Earliest animal fossil footprints discovered in China

Earliest animal fossil footprints discovered in China

The fossil tracks offer "some of the earliest known evidence for animal appendages and extend the earliest trace fossil record of animals with appendages from the early Cambrian (485 million to 541 million years ago) to the late Ediacaran Period".

The study is published June 6 in the journal Science Advances.

Because the footprints are trace fossils, not fossils of the animal itself, it's going to be hard to credit a particular branch of the Tree of Life with the title of "First to Develop Limbs".

The tracks are from the Ediacaran Period, making them the first prints left by animals from that period.

The footprints, belonging to an unknown invertebrate, date back to around 541 million years ago. Those footprints were dated to be between 11,000 and 14,000 years old, making them twice as old as the earliest human civilization.

As the Inquisitr previously reported, up until that historic event, which lasted for 20-25 million years and gave rise to most of the major animal groups on the planet, animal life on Earth was limited to simpler, single-celled or multicellular organisms.

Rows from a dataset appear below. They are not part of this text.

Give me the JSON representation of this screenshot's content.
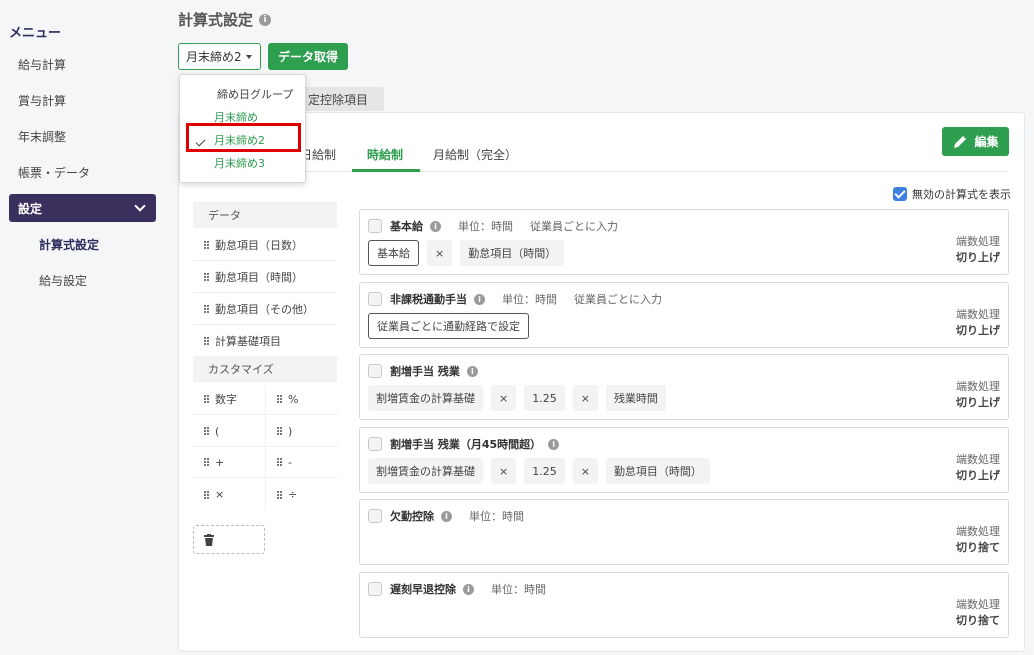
{
  "sidebar": {
    "title": "メニュー",
    "items": [
      "給与計算",
      "賞与計算",
      "年末調整",
      "帳票・データ"
    ],
    "active_item": "設定",
    "sub_items": [
      "計算式設定",
      "給与設定"
    ]
  },
  "header": {
    "title": "計算式設定",
    "group_select": "月末締め2",
    "fetch_button": "データ取得"
  },
  "top_tab": "定控除項目",
  "tabs": [
    "日給制",
    "時給制",
    "月給制（完全）"
  ],
  "active_tab": "時給制",
  "edit_button": "編集",
  "show_invalid_label": "無効の計算式を表示",
  "palette": {
    "data_header": "データ",
    "data_items": [
      "勤怠項目（日数）",
      "勤怠項目（時間）",
      "勤怠項目（その他）",
      "計算基礎項目"
    ],
    "custom_header": "カスタマイズ",
    "custom_items": [
      "数字",
      "%",
      "(",
      ")",
      "+",
      "-",
      "×",
      "÷"
    ]
  },
  "cards": [
    {
      "title": "基本給",
      "unit": "単位：時間",
      "input": "従業員ごとに入力",
      "chips": [
        "基本給",
        "×",
        "勤怠項目（時間）"
      ],
      "rounding_label": "端数処理",
      "rounding_value": "切り上げ"
    },
    {
      "title": "非課税通勤手当",
      "unit": "単位：時間",
      "input": "従業員ごとに入力",
      "chips": [
        "従業員ごとに通勤経路で設定"
      ],
      "rounding_label": "端数処理",
      "rounding_value": "切り上げ"
    },
    {
      "title": "割増手当 残業",
      "unit": "",
      "input": "",
      "chips": [
        "割増賃金の計算基礎",
        "×",
        "1.25",
        "×",
        "残業時間"
      ],
      "rounding_label": "端数処理",
      "rounding_value": "切り上げ"
    },
    {
      "title": "割増手当 残業（月45時間超）",
      "unit": "",
      "input": "",
      "chips": [
        "割増賃金の計算基礎",
        "×",
        "1.25",
        "×",
        "勤怠項目（時間）"
      ],
      "rounding_label": "端数処理",
      "rounding_value": "切り上げ"
    },
    {
      "title": "欠勤控除",
      "unit": "単位：時間",
      "input": "",
      "chips": [],
      "rounding_label": "端数処理",
      "rounding_value": "切り捨て"
    },
    {
      "title": "遅刻早退控除",
      "unit": "単位：時間",
      "input": "",
      "chips": [],
      "rounding_label": "端数処理",
      "rounding_value": "切り捨て"
    }
  ],
  "dropdown": {
    "header": "締め日グループ",
    "options": [
      "月末締め",
      "月末締め2",
      "月末締め3"
    ],
    "selected": "月末締め2"
  },
  "colors": {
    "accent_green": "#2e9e4f",
    "sidebar_active": "#3b2f5e",
    "highlight_red": "#e00000",
    "checkbox_blue": "#3e7fe0"
  }
}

Professor Shuhai Xiao, senior author of the study and geobiologist at Virginia Tech University, said their findings allow them to understand what species were first to evolve with legs. "The new fossils are probably up to 10 million years older". They observed the trackways, which were not regular, and after analyzing their characteristics, they reached the conclusion that these were formed by bilaterian animals with paired appendages.


They took a close look at the irregular trackways and witnessed two parallel rows of footprints, which appeared to have been arranged in a series or repeated groups.

Bilaterians are one of the most common body types in the world, now and throughout history, but previous fossil evidence for them only goes back as far as the Cambrian. They are one of the most diverse animal groups in existence today.

The trackways appear to be connected to burrows, suggesting that the animals may have periodically dug into sediments, perhaps to mine oxygen and food.

The researchers don't yet know exactly what animal left these tracks, and unfortunately we may never know.

He also said that arthropods and annelids or their ancestors are possible.

Now, the discovery of the trackways and burrows shows that animals with appendages lived during the Ediacaran period, the researchers said.